Conservatives want to "take back" what was never theirs in the first place


Joseph Farah, the editor of the right wing news site, Worldnet Daily is organizing a conservative event in Miami called "Taking Back America".

The very name of the event reveals the myopic, absurd, and un-American neo- fascistic mentality of backward thinking conservatives. They think America "belongs" to them. But even more absurd is their gross ignorance of American history and the founding of the country since these are people who want to "take back" something that was never theirs in the first place. In fact everything America is from 1776 to now had to overcome conservatives standing in the way, from the Tories of the Revolution to George Wallace standing in the schoolhouse door to prevent black children from going to "white" schools.

Thomas Jefferson, author of the Declaration of Independence ( for those conservatives going to school in Texas) called the United States at its inception, a "liberal Democracy".
Not a "conservative Democracy" but liberal.

it was the liberals in the colonies, radical liberals like Franklin, Jefferson, Adams, Hamilton and Thomas Paine who wanted revolution and separation from England. It was the conservatives, or Tories who were loyal to King George and opposed revolution.

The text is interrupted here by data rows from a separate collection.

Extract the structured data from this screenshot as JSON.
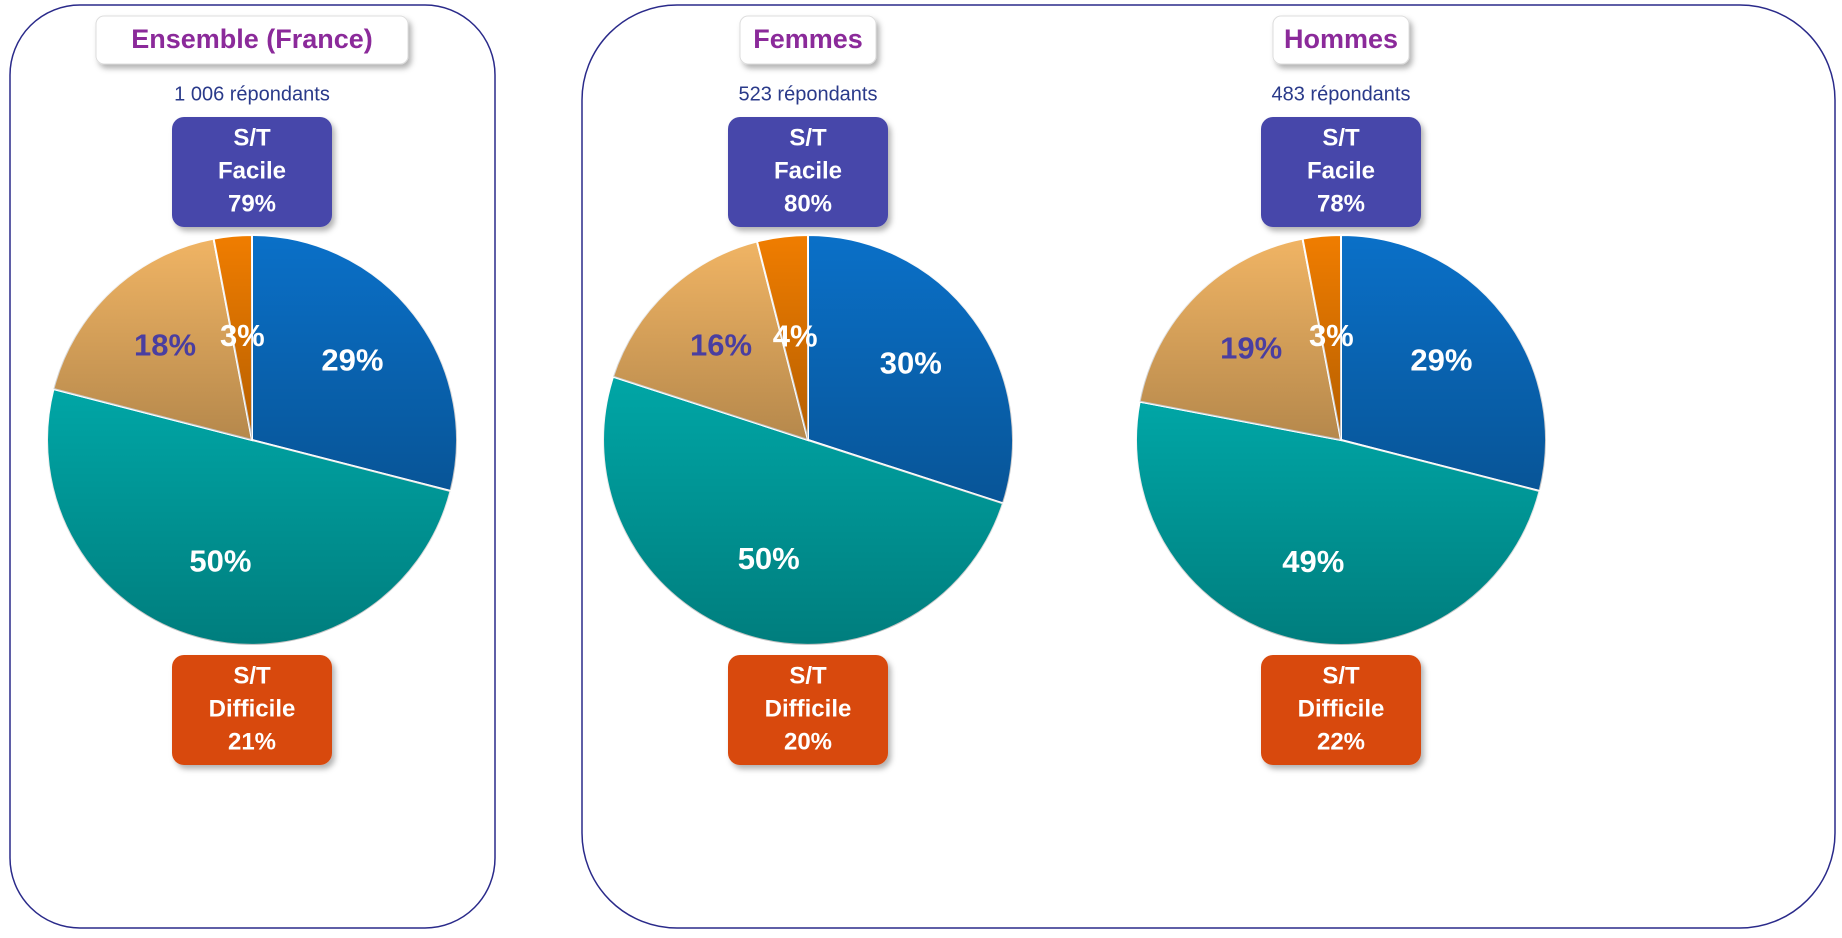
{
  "chart_data": [
    {
      "type": "pie",
      "title": "Ensemble (France)",
      "subtitle": "1 006 répondants",
      "values": [
        29,
        50,
        18,
        3
      ],
      "value_labels": [
        "29%",
        "50%",
        "18%",
        "3%"
      ],
      "colors": [
        "#0a70c8",
        "#00a6a6",
        "#f0b464",
        "#f07d00"
      ],
      "label_colors": [
        "#ffffff",
        "#ffffff",
        "#4a3ea0",
        "#ffffff"
      ],
      "annotations": [
        {
          "lines": [
            "S/T",
            "Facile",
            "79%"
          ],
          "color": "#4646aa"
        },
        {
          "lines": [
            "S/T",
            "Difficile",
            "21%"
          ],
          "color": "#d84a10"
        }
      ]
    },
    {
      "type": "pie",
      "title": "Femmes",
      "subtitle": "523 répondants",
      "values": [
        30,
        50,
        16,
        4
      ],
      "value_labels": [
        "30%",
        "50%",
        "16%",
        "4%"
      ],
      "colors": [
        "#0a70c8",
        "#00a6a6",
        "#f0b464",
        "#f07d00"
      ],
      "label_colors": [
        "#ffffff",
        "#ffffff",
        "#4a3ea0",
        "#ffffff"
      ],
      "annotations": [
        {
          "lines": [
            "S/T",
            "Facile",
            "80%"
          ],
          "color": "#4646aa"
        },
        {
          "lines": [
            "S/T",
            "Difficile",
            "20%"
          ],
          "color": "#d84a10"
        }
      ]
    },
    {
      "type": "pie",
      "title": "Hommes",
      "subtitle": "483 répondants",
      "values": [
        29,
        49,
        19,
        3
      ],
      "value_labels": [
        "29%",
        "49%",
        "19%",
        "3%"
      ],
      "colors": [
        "#0a70c8",
        "#00a6a6",
        "#f0b464",
        "#f07d00"
      ],
      "label_colors": [
        "#ffffff",
        "#ffffff",
        "#4a3ea0",
        "#ffffff"
      ],
      "annotations": [
        {
          "lines": [
            "S/T",
            "Facile",
            "78%"
          ],
          "color": "#4646aa"
        },
        {
          "lines": [
            "S/T",
            "Difficile",
            "22%"
          ],
          "color": "#d84a10"
        }
      ]
    }
  ]
}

Every shred of progress the country has made, from Thomas Paine's "Common Sense" whose ideas inflamed and began the revolution, to the revolution, the constitution itself to the civil rights act, equality for women, environmental laws and questioning authority, is the product of liberal thinking.

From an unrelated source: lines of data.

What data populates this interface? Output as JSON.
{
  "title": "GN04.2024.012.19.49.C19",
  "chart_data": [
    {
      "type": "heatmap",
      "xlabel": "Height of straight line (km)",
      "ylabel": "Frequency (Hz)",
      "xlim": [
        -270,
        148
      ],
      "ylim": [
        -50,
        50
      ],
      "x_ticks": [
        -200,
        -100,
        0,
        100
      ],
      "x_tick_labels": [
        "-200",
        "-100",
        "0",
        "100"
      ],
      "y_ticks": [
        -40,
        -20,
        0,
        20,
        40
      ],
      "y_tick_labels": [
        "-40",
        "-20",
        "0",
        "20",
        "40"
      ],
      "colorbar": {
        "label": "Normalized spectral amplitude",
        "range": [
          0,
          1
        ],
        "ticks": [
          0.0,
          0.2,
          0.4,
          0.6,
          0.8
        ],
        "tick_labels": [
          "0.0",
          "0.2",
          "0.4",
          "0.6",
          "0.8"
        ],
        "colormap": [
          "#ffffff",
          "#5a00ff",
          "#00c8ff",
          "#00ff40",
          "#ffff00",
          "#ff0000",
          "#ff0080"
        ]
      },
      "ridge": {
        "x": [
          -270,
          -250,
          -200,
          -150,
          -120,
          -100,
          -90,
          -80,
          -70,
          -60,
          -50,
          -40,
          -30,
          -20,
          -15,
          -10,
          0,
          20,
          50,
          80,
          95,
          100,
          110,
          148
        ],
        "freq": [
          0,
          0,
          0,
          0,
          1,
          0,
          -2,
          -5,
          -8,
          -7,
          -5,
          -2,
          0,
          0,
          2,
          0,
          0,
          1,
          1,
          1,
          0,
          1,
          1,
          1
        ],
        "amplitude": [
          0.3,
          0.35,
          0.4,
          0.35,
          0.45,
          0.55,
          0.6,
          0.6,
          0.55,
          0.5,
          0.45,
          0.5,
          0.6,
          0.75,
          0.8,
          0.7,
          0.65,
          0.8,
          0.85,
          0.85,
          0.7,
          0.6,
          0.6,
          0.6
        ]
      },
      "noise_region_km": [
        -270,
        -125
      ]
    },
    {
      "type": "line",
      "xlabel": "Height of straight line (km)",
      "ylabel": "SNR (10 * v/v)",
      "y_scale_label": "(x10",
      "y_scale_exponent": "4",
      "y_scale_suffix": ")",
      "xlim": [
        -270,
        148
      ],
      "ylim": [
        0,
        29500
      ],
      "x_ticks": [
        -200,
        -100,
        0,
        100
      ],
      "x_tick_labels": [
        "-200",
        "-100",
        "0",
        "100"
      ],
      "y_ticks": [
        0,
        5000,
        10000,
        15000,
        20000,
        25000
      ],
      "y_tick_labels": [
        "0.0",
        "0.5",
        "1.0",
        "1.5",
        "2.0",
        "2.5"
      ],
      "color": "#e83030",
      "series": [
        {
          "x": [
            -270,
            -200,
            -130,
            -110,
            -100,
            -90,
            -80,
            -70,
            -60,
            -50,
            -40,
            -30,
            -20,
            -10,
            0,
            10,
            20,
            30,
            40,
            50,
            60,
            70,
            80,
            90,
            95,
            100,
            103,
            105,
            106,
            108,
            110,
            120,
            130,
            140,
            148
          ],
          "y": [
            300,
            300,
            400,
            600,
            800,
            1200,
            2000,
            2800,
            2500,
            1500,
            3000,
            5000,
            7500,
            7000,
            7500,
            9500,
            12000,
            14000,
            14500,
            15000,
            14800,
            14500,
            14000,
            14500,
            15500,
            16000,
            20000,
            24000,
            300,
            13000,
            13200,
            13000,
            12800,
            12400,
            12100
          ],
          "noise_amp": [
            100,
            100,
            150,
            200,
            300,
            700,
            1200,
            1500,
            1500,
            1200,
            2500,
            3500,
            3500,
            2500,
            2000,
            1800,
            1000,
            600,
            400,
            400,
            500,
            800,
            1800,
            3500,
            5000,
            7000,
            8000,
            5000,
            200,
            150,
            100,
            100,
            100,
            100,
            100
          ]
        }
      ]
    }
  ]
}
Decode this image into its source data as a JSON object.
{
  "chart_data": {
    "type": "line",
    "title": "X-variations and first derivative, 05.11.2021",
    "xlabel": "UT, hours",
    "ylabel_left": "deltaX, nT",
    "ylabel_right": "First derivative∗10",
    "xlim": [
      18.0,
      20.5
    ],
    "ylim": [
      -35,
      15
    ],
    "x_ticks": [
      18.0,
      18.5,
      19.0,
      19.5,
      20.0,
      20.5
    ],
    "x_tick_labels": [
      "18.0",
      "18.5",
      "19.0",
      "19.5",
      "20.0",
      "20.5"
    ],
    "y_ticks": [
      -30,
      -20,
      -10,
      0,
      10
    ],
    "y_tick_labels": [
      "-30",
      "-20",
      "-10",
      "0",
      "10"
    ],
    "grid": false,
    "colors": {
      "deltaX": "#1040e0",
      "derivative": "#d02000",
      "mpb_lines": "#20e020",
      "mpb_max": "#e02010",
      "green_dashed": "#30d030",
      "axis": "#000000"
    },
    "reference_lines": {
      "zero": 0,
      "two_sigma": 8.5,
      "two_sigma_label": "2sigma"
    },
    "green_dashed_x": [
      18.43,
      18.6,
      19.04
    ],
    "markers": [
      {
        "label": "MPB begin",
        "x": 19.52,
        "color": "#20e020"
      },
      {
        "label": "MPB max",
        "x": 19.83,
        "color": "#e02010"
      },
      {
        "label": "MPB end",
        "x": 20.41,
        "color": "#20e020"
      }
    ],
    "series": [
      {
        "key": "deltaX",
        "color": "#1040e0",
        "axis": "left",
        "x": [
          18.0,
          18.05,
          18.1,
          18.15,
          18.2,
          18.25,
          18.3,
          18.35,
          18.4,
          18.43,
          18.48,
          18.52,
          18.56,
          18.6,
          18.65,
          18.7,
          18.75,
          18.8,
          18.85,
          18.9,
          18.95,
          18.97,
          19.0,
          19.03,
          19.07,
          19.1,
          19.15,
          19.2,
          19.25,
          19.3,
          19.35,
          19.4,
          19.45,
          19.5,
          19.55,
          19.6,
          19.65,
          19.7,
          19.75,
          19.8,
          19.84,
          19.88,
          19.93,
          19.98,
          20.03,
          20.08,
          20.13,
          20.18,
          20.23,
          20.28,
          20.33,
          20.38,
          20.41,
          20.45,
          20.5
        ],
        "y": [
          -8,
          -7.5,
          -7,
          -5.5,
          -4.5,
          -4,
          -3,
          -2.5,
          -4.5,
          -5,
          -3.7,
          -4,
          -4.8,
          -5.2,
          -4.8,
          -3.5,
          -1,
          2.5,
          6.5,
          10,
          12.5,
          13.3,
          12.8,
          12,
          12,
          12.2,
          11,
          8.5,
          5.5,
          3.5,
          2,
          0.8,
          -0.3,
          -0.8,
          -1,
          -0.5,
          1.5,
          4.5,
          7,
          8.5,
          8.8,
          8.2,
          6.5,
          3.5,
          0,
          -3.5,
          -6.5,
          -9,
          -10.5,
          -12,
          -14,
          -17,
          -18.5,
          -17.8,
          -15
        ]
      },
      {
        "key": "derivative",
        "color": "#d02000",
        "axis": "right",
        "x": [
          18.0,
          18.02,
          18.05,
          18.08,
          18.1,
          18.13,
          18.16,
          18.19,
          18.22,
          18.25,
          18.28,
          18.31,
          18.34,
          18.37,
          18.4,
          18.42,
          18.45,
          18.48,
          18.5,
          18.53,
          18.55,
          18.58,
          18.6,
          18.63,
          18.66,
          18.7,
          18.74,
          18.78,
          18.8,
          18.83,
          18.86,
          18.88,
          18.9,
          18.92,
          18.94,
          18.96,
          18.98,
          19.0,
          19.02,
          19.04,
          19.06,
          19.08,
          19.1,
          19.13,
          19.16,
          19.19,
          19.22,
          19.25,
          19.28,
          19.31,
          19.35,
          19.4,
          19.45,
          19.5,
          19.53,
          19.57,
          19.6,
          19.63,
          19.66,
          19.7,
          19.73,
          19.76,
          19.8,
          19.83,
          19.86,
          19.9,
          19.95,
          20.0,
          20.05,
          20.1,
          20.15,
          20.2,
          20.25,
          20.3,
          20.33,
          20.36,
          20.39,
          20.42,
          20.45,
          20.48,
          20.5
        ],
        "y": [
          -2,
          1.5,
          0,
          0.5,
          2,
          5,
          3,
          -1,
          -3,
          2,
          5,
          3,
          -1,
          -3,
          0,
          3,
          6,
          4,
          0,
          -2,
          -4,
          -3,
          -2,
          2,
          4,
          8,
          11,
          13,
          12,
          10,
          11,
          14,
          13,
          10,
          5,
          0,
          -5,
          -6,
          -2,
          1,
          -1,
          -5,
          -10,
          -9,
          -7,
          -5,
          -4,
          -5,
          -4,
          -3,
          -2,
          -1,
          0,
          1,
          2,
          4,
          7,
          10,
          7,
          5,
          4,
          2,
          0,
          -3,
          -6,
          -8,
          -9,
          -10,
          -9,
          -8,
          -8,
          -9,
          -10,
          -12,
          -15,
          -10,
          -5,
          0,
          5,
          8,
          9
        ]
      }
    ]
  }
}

There are no conservative ideas that either created the country, sustained it, or made it better than it was before. None. All conservative ideas have ever done is what they have been doing the last two years -- stand in the way.

When conservatives run the show, the country gets what it got between 2001 and 2008: the 911 attacks because Bush and conservatives dismissed terrorism as a threat and concentrated on reviving Star Wars; the Iraq invasion to defend the US against WMD that hadnt existed in 10 years; the blowing of the balanced budget; a return to record deficits; the blowing of a $ 5 1/2 trillion budget surplus; and the worst economic crisis since the Depression.
Maybe some Democratic political strategists should remind people about that when voters have to make a choice about where they want the country to go.

2 comments:

Brigham said...

In the 18th century, "liberals" were more like contemporary conservatives. They advocated unregulated markets and use of resources and minimal taxation, especially for social services (which were the responsibility of the established Church and funded by mandatory tithes). For most colonists, the antiestablishment clause meant the freedom to join whatever whacked Christian sect you wanted, the sects that have evolved into the right-wing evangelical churches that blight our political landscape today. It was the Tories who supported worker protection and land conservation (albeit from a paternalistic and aristocratic perspective) and state (i.e Church) sponsored education and healthcare. Certainly some of the founders were Enlightenment free-thinkers (Franklin, Jefferson, Paine; not Adams or Hamilton) as individuals, but to claim them as a group to be in line with contemporary progressive politics (or fetishizing them at all) is almost as revisionist as casting them as Christian conservatives. The American Revolution was primarily an independence movement, not a radical ideological shift. The word "liberal" has drifted so far from its original meaning that I'd personally like to scrap it. I choose "progressive" myself.

TK said...

I agree 110%

I stand in complete awe, as I applaud you sir.